The case of Kevin Barry is a moot point, and amid all the
orations delivered on the day, there was no reference to the
victims. Barry was 18 and that is why he has been remembered
in ballad and song for the 81 years since.
But there was another lad of 18 summers whose name was not
mentioned - Private Matthew Whitehead. He was the young soldier
Barry was convicted of murdering on September 20, 1920. The
young private was one of three teenage soldiers shot dead
at the junction of Church Street and King Street in central
Dublin, one a boy soldier of 15 years of age.
The three unarmed soldiers had gone to Monks bakery to collect
bread - there was an armed guard - when they were ambushed
and shot dead.

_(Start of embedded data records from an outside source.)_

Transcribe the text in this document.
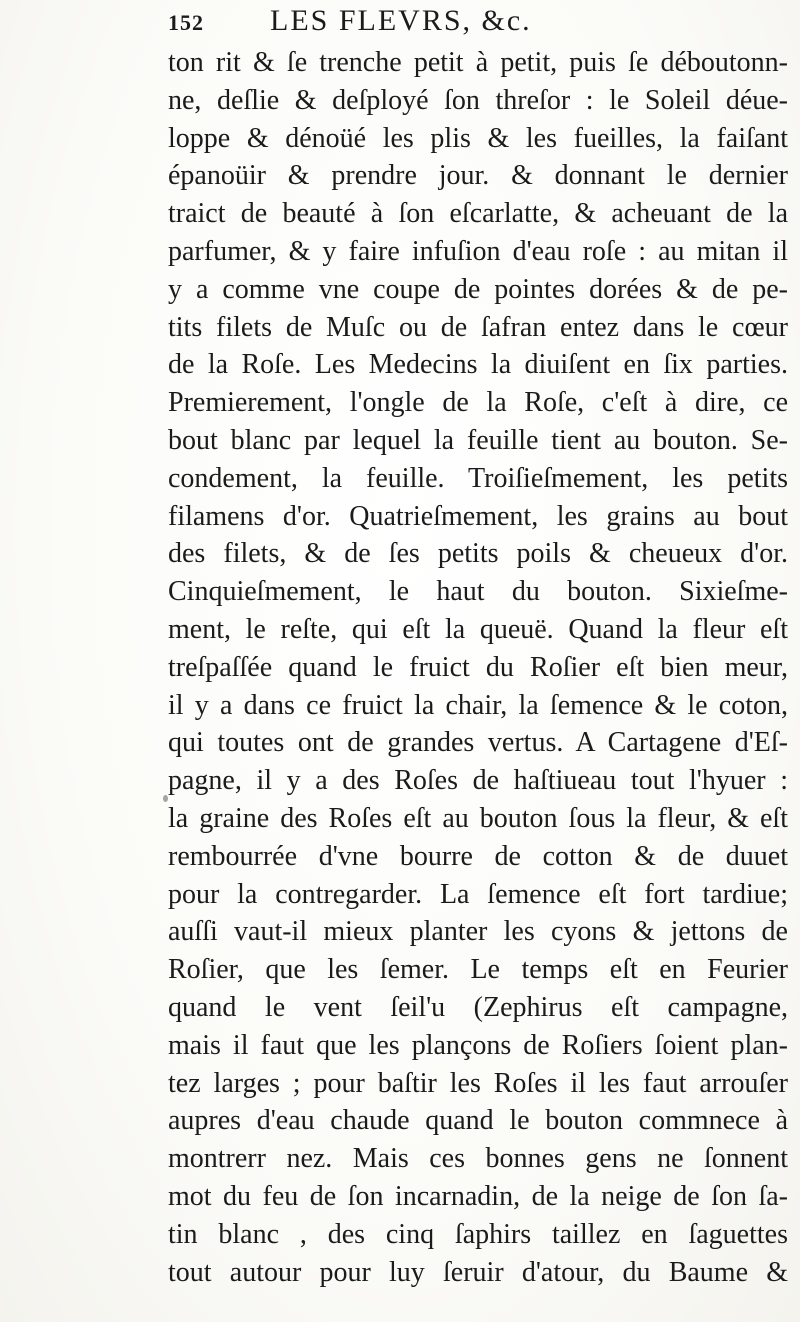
152 LES FLEVRS, &c.
ton rit & ſe trenche petit à petit, puis ſe déboutonn-
ne, deſlie & deſployé ſon threſor : le Soleil déue-
loppe & dénoüé les plis & les fueilles, la faiſant
épanoüir & prendre jour. & donnant le dernier
traict de beauté à ſon eſcarlatte, & acheuant de la
parfumer, & y faire infuſion d'eau roſe : au mitan il
y a comme vne coupe de pointes dorées & de pe-
tits filets de Muſc ou de ſafran entez dans le cœur
de la Roſe. Les Medecins la diuiſent en ſix parties.
Premierement, l'ongle de la Roſe, c'eſt à dire, ce
bout blanc par lequel la feuille tient au bouton. Se-
condement, la feuille. Troiſieſmement, les petits
filamens d'or. Quatrieſmement, les grains au bout
des filets, & de ſes petits poils & cheueux d'or.
Cinquieſmement, le haut du bouton. Sixieſme-
ment, le reſte, qui eſt la queuë. Quand la fleur eſt
treſpaſſée quand le fruict du Roſier eſt bien meur,
il y a dans ce fruict la chair, la ſemence & le coton,
qui toutes ont de grandes vertus. A Cartagene d'Eſ-
pagne, il y a des Roſes de haſtiueau tout l'hyuer :
la graine des Roſes eſt au bouton ſous la fleur, & eſt
rembourrée d'vne bourre de cotton & de duuet
pour la contregarder. La ſemence eſt fort tardiue;
auſſi vaut-il mieux planter les cyons & jettons de
Roſier, que les ſemer. Le temps eſt en Feurier
quand le vent ſeil'u (Zephirus eſt campagne,
mais il faut que les plançons de Roſiers ſoient plan-
tez larges ; pour baſtir les Roſes il les faut arrouſer
aupres d'eau chaude quand le bouton commnece à
montrerr nez. Mais ces bonnes gens ne ſonnent
mot du feu de ſon incarnadin, de la neige de ſon ſa-
tin blanc , des cinq ſaphirs taillez en ſaguettes
tout autour pour luy ſeruir d'atour, du Baume &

Barry was found under one of the lorries with
his gun which had jammed, and he was later tried at a court
martial, convicted of murder, and hanged at Mountjoy Prison
on November 20, 1920.
Two of the young soldiers were from Yorkshire, and their
mothers were widows, and the other boy soldier - an orphan
- from Salford, Manchester.
All this was a long time ago but the decision of the Fianna
Fail Government to accord them State funerals with all the
panolopy involved proves that there is no rejection by the
Irish Government of the concept of physical force which led
to British withdrawal.
The deaths of the three boy soldiers amounted to 'collateral
damage' to coin a modern term and like the murder of all the
other soldiers and police since, in the name of Ireland, they
are regarded as but agents of a foreign State.
Yet, as the nephew of Kevin Barry rightly pointed out in
a recent interview, there are undoubtedly a great many Irish
people today whose relatives gave their lives for the Crown
- for King and Country - in the 1920-22 period whether serving
in the British Army or Royal Irish Constabulary, but their
memory does not initiate any feeling of regret, far less remorse.

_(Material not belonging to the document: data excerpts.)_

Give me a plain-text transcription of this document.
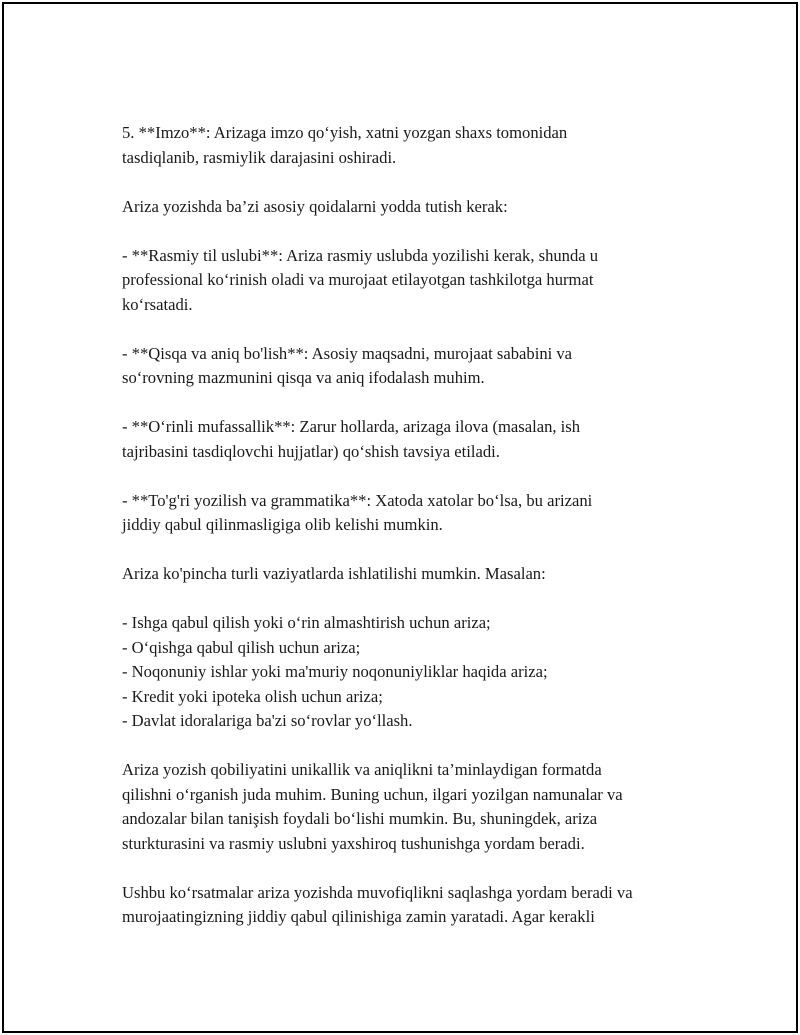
5. **Imzo**: Arizaga imzo qo‘yish, xatni yozgan shaxs tomonidan
tasdiqlanib, rasmiylik darajasini oshiradi.

Ariza yozishda ba’zi asosiy qoidalarni yodda tutish kerak:

- **Rasmiy til uslubi**: Ariza rasmiy uslubda yozilishi kerak, shunda u
professional ko‘rinish oladi va murojaat etilayotgan tashkilotga hurmat
ko‘rsatadi.

- **Qisqa va aniq bo'lish**: Asosiy maqsadni, murojaat sababini va
so‘rovning mazmunini qisqa va aniq ifodalash muhim.

- **O‘rinli mufassallik**: Zarur hollarda, arizaga ilova (masalan, ish
tajribasini tasdiqlovchi hujjatlar) qo‘shish tavsiya etiladi.

- **To'g'ri yozilish va grammatika**: Xatoda xatolar bo‘lsa, bu arizani
jiddiy qabul qilinmasligiga olib kelishi mumkin.

Ariza ko'pincha turli vaziyatlarda ishlatilishi mumkin. Masalan:

- Ishga qabul qilish yoki o‘rin almashtirish uchun ariza;
- O‘qishga qabul qilish uchun ariza;
- Noqonuniy ishlar yoki ma'muriy noqonuniyliklar haqida ariza;
- Kredit yoki ipoteka olish uchun ariza;
- Davlat idoralariga ba'zi so‘rovlar yo‘llash.

Ariza yozish qobiliyatini unikallik va aniqlikni ta’minlaydigan formatda
qilishni o‘rganish juda muhim. Buning uchun, ilgari yozilgan namunalar va
andozalar bilan tanişish foydali bo‘lishi mumkin. Bu, shuningdek, ariza
sturkturasini va rasmiy uslubni yaxshiroq tushunishga yordam beradi.

Ushbu ko‘rsatmalar ariza yozishda muvofiqlikni saqlashga yordam beradi va
murojaatingizning jiddiy qabul qilinishiga zamin yaratadi. Agar kerakli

Protestants of the Orange tradition in Dublin learned a year
ago that their tradition and culture counted for nothing when
bully boys forced the cancellation of an innocent service
of dedication and unveiling of a plaque in the city to mark
the bicentenary of the Grand Orange Lodge of Ireland meeting
in that city.
The meek surrender of a Church of Ireland city centre church
in refusing to allow its premises to be used in connection
with the proposed event, underlined the fact that modern Ireland
has not changed as far as its rigid nationalist and Catholic
loyalties are concerned.
Ulster Protestants will have been indifferent to the State
event for the executed I.R.A. men and the hardline and triumphalist
attitudes - the applause from the crowded pavements - will
have merely reinforced them in their feelings that their religion
and their British traditions and loyalties would have no recognition
in an all-Ireland State.
Their co-religionists learned this from 1922 onwards, as
Orange and Armistice Day ceremonies were brutally attacked
and spoiled, and the enactment of legislation recognising
the authority of the Roman Catholic Church in the country
made the minority Protestants - and pro-British Roman Catholics
- feel like aliens in their own land.
For those who would like friendlier and live-and-let-live
attitudes on this island, the event of October 14 was a disillusioning
affair, while for those who perceive the Republic to be hostile
and unfriendly, it will bolster their cause.